In the green triangle, every side is equal and it's value is equal to the radius of the circle. Don't get it? The two sides of the green triangle is equal to radius of the circle for sure, and the hexagon is regular ... which means, every angle is equal. Got it? Okay, in this case you can get the area of the green triangle easily. Now think about the red triangle, which is also equilateral for sure. Now think the side of the triangle is 'a' and calculate the area. Try to figure out the relationship between 'a' and radius of the circle. It's easy ... huh ?

The ratio of the areas is also the ratio of the squares of the side lengths.

Let's just calculate half the side length as the ratio is unchanged and it's easier to find.

We can calculate the side lengths with a little bit of trig by drawing a line through the centre of the circle and perpendicular to one of the sides of both hexagons.
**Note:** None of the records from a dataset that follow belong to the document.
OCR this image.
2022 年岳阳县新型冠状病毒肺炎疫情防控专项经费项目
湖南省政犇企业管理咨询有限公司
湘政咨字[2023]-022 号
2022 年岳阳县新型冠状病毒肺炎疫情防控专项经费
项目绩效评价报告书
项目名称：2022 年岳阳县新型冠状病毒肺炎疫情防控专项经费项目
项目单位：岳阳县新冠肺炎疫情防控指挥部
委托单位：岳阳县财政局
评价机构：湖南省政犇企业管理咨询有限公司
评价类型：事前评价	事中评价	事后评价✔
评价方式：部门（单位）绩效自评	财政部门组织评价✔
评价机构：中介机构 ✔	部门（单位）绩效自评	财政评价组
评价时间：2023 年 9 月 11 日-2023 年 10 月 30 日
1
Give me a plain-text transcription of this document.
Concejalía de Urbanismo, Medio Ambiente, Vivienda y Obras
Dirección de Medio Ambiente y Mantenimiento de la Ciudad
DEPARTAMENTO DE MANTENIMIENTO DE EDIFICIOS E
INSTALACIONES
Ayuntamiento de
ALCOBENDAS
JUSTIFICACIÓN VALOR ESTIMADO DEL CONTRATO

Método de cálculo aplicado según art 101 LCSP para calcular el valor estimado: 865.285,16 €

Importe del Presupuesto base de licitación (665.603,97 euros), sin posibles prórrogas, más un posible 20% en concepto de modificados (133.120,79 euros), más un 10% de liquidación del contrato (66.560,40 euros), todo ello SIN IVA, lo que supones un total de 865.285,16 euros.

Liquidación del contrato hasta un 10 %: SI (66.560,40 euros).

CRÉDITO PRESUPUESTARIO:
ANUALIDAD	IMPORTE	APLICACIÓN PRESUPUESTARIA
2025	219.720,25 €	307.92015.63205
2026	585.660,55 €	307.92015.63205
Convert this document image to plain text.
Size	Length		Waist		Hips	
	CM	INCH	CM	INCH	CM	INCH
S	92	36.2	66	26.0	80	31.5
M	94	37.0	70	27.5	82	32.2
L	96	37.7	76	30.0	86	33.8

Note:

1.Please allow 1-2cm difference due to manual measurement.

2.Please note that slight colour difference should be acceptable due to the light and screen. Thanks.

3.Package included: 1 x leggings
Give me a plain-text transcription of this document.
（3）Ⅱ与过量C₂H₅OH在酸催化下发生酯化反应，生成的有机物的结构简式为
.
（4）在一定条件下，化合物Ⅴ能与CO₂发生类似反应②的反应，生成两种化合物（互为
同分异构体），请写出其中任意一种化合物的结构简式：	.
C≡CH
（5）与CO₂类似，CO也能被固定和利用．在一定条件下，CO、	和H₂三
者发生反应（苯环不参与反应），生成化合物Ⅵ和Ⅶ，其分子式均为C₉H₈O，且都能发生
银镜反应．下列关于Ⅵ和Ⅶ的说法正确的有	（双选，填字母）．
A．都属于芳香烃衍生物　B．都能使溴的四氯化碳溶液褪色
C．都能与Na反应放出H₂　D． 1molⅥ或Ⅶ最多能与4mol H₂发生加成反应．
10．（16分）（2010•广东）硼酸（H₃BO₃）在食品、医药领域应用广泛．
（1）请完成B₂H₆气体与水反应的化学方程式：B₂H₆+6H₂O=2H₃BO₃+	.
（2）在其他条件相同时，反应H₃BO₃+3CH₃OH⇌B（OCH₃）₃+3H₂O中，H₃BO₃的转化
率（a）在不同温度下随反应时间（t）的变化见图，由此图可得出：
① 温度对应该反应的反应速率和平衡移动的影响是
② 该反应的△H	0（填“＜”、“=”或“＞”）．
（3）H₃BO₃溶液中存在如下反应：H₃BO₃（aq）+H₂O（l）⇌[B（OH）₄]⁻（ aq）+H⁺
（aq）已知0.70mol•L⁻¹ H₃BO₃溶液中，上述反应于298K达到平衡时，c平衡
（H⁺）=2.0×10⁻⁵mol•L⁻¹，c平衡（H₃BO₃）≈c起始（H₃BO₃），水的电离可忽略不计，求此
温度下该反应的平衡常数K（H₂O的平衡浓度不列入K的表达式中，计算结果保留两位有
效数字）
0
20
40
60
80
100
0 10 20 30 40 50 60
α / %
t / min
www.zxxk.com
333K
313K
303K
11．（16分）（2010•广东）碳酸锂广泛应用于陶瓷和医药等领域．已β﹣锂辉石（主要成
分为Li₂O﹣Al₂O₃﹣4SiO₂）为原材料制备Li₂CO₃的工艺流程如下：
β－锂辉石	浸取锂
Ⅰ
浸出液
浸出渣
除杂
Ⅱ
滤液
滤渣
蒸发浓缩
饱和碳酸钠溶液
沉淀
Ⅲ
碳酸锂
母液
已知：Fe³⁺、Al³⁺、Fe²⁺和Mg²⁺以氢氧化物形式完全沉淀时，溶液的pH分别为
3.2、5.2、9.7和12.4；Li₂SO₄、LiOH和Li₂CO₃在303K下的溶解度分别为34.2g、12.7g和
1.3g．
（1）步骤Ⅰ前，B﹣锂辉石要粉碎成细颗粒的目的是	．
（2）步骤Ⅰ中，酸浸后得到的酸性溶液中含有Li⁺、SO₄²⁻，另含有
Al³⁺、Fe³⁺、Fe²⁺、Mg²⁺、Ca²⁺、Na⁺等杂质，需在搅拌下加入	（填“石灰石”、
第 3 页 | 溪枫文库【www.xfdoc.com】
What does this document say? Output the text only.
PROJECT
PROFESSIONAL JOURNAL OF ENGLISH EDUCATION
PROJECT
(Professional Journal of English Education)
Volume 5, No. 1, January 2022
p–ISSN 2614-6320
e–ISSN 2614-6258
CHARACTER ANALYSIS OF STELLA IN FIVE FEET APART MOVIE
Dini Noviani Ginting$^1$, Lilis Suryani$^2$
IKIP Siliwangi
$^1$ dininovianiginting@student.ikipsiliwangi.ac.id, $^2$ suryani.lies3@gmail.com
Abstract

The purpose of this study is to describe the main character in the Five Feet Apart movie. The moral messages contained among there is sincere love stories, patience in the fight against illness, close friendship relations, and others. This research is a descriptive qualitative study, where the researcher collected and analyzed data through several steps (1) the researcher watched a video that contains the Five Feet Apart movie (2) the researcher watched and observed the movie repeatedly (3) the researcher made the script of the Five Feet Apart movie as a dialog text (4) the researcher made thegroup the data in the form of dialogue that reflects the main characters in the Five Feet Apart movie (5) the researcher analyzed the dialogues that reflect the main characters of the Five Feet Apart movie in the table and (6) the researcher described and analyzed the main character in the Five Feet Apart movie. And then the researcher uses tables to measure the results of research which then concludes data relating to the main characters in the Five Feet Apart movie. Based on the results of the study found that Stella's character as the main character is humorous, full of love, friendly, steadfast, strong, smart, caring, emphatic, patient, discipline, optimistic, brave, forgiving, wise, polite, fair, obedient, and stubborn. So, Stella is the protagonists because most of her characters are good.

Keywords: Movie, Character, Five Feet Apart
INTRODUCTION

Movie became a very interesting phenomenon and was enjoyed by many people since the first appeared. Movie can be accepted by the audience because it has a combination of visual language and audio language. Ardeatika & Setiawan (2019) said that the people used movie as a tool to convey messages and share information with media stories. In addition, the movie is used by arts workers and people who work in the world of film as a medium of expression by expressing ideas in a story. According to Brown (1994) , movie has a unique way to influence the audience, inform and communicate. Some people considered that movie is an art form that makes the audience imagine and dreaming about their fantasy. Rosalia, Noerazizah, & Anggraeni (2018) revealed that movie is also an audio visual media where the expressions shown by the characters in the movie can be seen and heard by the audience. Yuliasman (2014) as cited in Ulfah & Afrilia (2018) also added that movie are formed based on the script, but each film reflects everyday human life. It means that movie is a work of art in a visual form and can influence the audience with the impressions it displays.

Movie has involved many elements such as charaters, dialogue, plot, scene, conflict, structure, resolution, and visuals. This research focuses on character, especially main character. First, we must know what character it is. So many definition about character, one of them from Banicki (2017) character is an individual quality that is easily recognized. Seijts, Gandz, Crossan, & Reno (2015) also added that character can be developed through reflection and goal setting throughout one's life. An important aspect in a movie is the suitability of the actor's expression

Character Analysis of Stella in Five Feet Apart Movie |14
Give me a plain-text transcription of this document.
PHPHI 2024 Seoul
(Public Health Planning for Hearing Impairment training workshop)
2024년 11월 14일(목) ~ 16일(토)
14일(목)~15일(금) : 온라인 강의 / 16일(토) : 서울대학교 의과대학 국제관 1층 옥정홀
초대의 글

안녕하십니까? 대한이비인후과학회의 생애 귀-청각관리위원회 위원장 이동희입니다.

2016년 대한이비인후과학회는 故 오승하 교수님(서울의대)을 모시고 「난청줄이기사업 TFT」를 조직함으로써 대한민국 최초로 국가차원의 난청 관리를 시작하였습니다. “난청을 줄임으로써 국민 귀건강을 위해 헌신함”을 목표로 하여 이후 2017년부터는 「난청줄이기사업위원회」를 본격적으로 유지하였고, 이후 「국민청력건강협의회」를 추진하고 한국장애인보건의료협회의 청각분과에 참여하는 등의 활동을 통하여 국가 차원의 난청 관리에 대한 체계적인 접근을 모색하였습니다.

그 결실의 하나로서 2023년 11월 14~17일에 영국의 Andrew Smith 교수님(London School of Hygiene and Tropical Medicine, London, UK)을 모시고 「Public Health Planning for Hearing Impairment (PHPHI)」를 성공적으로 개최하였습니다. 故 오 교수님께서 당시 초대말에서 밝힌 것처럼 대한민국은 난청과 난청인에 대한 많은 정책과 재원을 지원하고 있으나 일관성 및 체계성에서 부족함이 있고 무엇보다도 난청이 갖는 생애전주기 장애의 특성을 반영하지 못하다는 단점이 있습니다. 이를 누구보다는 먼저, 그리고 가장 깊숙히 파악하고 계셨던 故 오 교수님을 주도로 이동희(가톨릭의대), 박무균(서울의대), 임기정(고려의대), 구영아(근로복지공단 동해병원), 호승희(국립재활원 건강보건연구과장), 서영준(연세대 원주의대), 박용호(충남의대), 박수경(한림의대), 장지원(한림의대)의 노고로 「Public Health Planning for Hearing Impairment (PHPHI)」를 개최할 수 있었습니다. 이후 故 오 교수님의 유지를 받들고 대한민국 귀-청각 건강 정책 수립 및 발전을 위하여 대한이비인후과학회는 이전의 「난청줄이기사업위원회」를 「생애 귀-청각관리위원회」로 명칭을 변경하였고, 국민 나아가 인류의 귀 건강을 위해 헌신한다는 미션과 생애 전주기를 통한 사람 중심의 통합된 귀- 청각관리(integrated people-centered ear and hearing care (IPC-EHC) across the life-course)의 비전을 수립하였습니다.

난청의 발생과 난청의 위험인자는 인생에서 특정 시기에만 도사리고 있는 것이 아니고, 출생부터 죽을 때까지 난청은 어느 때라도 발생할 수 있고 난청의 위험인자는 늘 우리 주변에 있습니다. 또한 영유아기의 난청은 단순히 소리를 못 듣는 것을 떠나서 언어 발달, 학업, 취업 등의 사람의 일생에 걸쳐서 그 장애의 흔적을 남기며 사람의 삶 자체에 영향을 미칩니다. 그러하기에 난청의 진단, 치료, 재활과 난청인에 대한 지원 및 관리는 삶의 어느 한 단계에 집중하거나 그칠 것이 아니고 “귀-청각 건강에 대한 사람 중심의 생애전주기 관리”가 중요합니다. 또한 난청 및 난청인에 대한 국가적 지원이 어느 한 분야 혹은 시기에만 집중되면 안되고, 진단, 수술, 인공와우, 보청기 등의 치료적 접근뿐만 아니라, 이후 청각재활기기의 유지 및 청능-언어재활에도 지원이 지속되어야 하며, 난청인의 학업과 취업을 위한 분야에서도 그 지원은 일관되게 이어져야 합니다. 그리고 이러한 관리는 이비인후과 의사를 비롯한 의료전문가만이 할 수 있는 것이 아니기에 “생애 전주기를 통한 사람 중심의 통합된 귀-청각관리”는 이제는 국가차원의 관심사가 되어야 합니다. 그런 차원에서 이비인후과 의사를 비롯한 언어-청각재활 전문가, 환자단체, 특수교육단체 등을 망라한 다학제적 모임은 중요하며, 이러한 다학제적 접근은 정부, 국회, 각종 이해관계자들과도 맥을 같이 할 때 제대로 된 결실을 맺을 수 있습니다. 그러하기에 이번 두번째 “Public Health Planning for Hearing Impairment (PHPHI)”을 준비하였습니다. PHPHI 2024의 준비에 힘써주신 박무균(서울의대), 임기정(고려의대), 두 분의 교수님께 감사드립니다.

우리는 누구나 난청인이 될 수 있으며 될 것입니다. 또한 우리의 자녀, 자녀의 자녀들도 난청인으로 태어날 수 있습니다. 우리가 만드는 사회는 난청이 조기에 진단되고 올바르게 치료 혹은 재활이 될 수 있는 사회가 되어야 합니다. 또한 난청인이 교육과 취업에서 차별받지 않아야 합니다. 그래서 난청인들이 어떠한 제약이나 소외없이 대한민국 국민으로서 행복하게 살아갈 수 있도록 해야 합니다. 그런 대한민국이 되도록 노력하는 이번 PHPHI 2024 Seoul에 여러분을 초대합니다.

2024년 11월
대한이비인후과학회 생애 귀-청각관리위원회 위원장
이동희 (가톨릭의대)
We have created two right angle triangles. They share the same angle of $\frac{π}{6}$ radians.

$l_1=r\sin\bigg(\frac{π}{6}\bigg)$

$l_2=r\tan\bigg(\frac{π}{6}\bigg)$

$\therefore \frac{A_1}{A_2}=\frac{{l_1}^2}{{l_2}^2}=\cos^2\bigg(\frac{π}{6}\bigg)=\boxed{\frac{3}{4}}$

$r$ is the radius although it doesn't change anything. $l_1$ represents half the length of one side of the smaller hexagon. $l_2$ represents half the length of one side of the larger hexagon.

Bonus : generalise for regular polygons with $n$ sides.